As we all know, life gets quite crazy at different seasons in our life. We can sometimes go days without talking to the people we care most about or even weeks. We all get swept up in the hustle and bustle of life. But I have learned that being intentional about the ones we care most about can make the world of difference. Even if it’s a quick text to tell someone you miss them and were thinking about them.
I realize I have a long way to go with this whole being intentional thing, but I’m realizing how important it is to a relationship. I need it, you need it, we all need someone to be intentional towards us and the first step is being intentional to others. Being intentional is the act of taking the focus off yourself and letting someone else know that they are loved and cared for. Being intentional requires me to stop what I am doing and think about others.
For instance, I try everyday to ask Jesse how work was and ask questions about his day.
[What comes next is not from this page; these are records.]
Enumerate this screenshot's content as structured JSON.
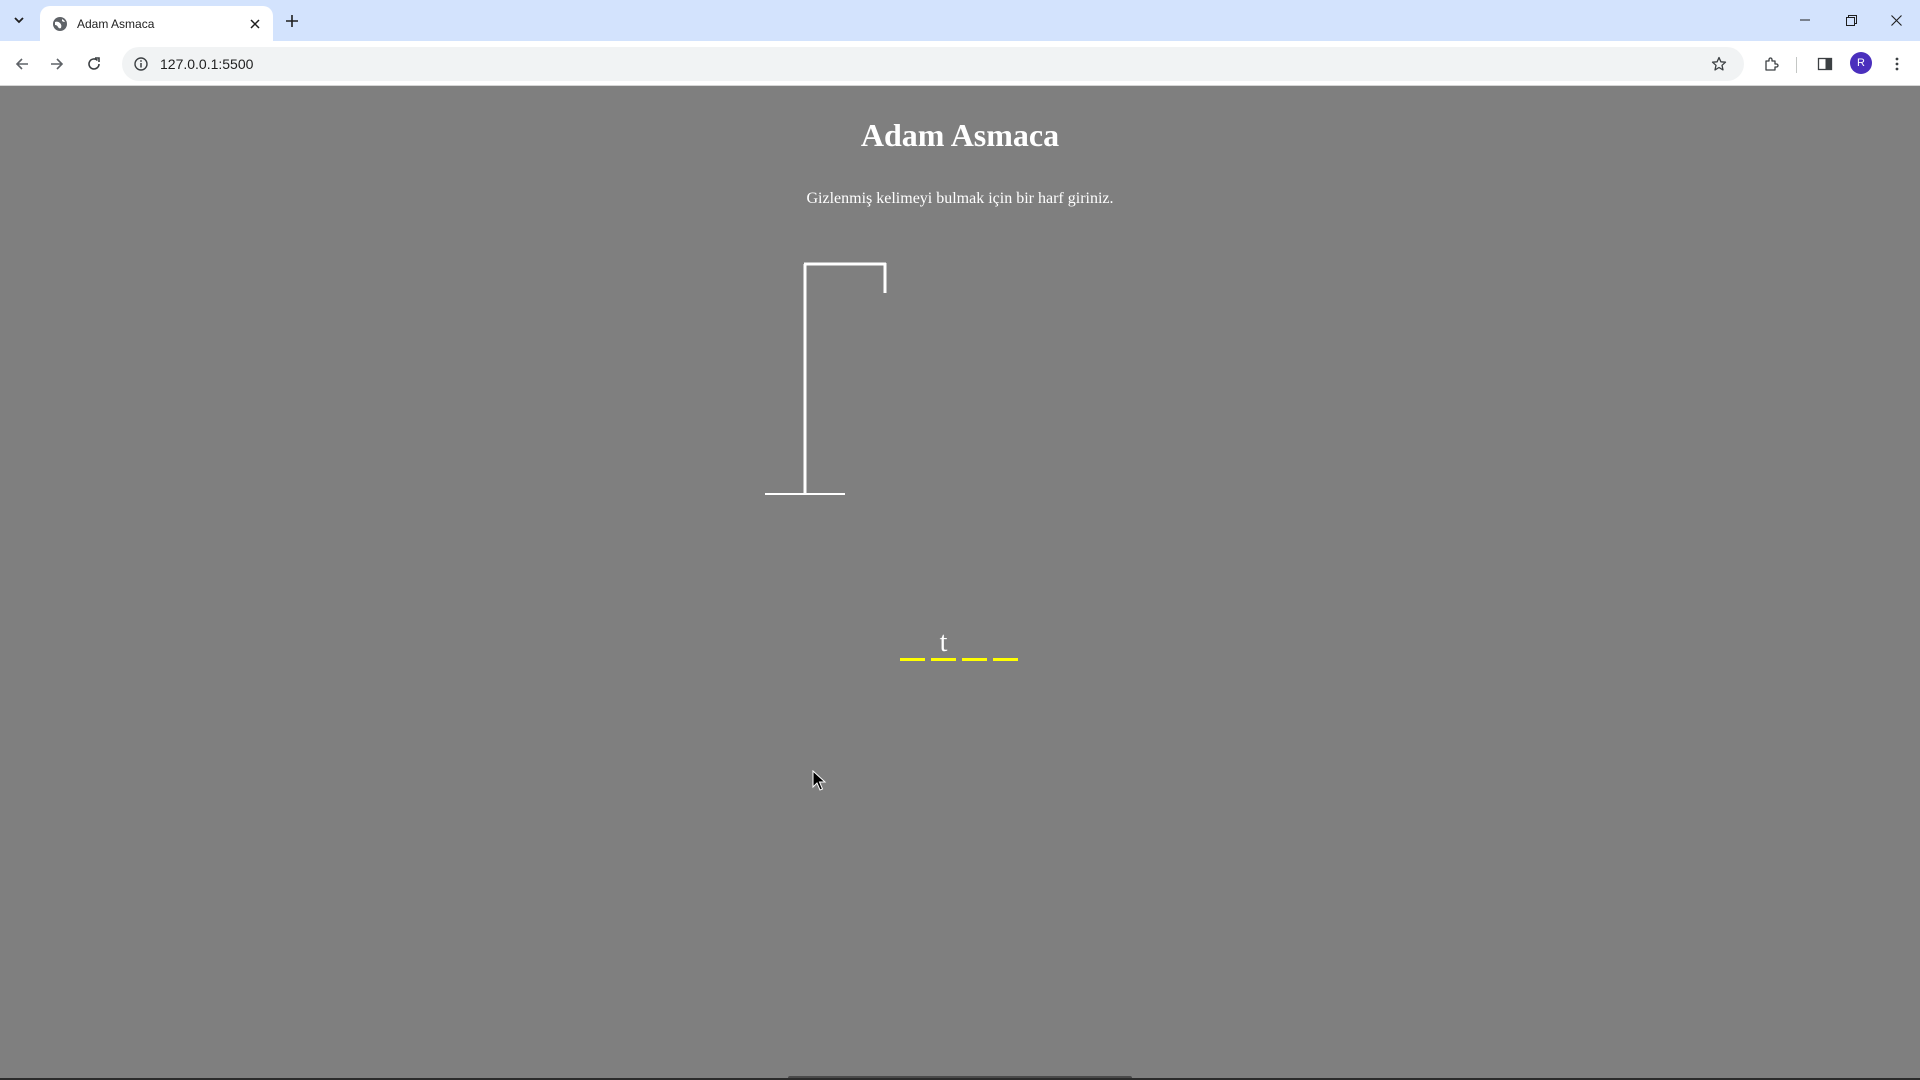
{
  "browser": {
    "tab_title": "Adam Asmaca",
    "url": "127.0.0.1:5500",
    "profile_initial": "R",
    "icons": {
      "tab_search": "chevron-down-icon",
      "favicon": "globe-icon",
      "tab_close": "close-icon",
      "new_tab": "plus-icon",
      "back": "arrow-left-icon",
      "forward": "arrow-right-icon",
      "reload": "reload-icon",
      "site_info": "info-icon",
      "bookmark": "star-icon",
      "extensions": "puzzle-icon",
      "side_panel": "side-panel-icon",
      "menu": "kebab-menu-icon",
      "minimize": "minimize-icon",
      "restore": "restore-icon",
      "close_window": "close-icon"
    }
  },
  "page": {
    "title": "Adam Asmaca",
    "instruction": "Gizlenmiş kelimeyi bulmak için bir harf giriniz.",
    "word_slots": [
      "",
      "t",
      "",
      ""
    ],
    "colors": {
      "background": "#7f7f7f",
      "text": "#ffffff",
      "slot_underline": "#ffff00",
      "gallows": "#ffffff"
    }
  }
}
For me, that is a daily practice of being intentional with my husband. I know that he works hard for us and that what he does is important. And there are days that asking him how his day was would be the last thing I would want to do, but I know it’s a way that shows him that I care about what he says and appreciate what he does for our family. Relationships are deepened and enriched as two people support and lift one another up. Every one of us needs someone to cheer us on through life and as his wife, asking him about his job is a way I can do that.
These past few weeks it’s been great as I have learned to be more intentional about my loved ones. I feel like God is really working on my heart and showing me that no matter what condition a relationship is in God can fix it, our heart just has to be in the right place.
God has been showing me how blessed I am. I always told myself that I didn’t have many friends… but recently I feel like they have been crawling out of the wood work. Every relationship need that I have felt has been met this past month. God has fulfilled those needs with so much more than I could have ever asked for. I realize I have believed a lie that people would just leave me or that no one really wanted a relationship with me, but God has been showed me that I am capable of being a good friend to others and that I have amazing friends in my life.
How have you been intentional this week to the ones you care most about?
What do you think you can do to be more intentional?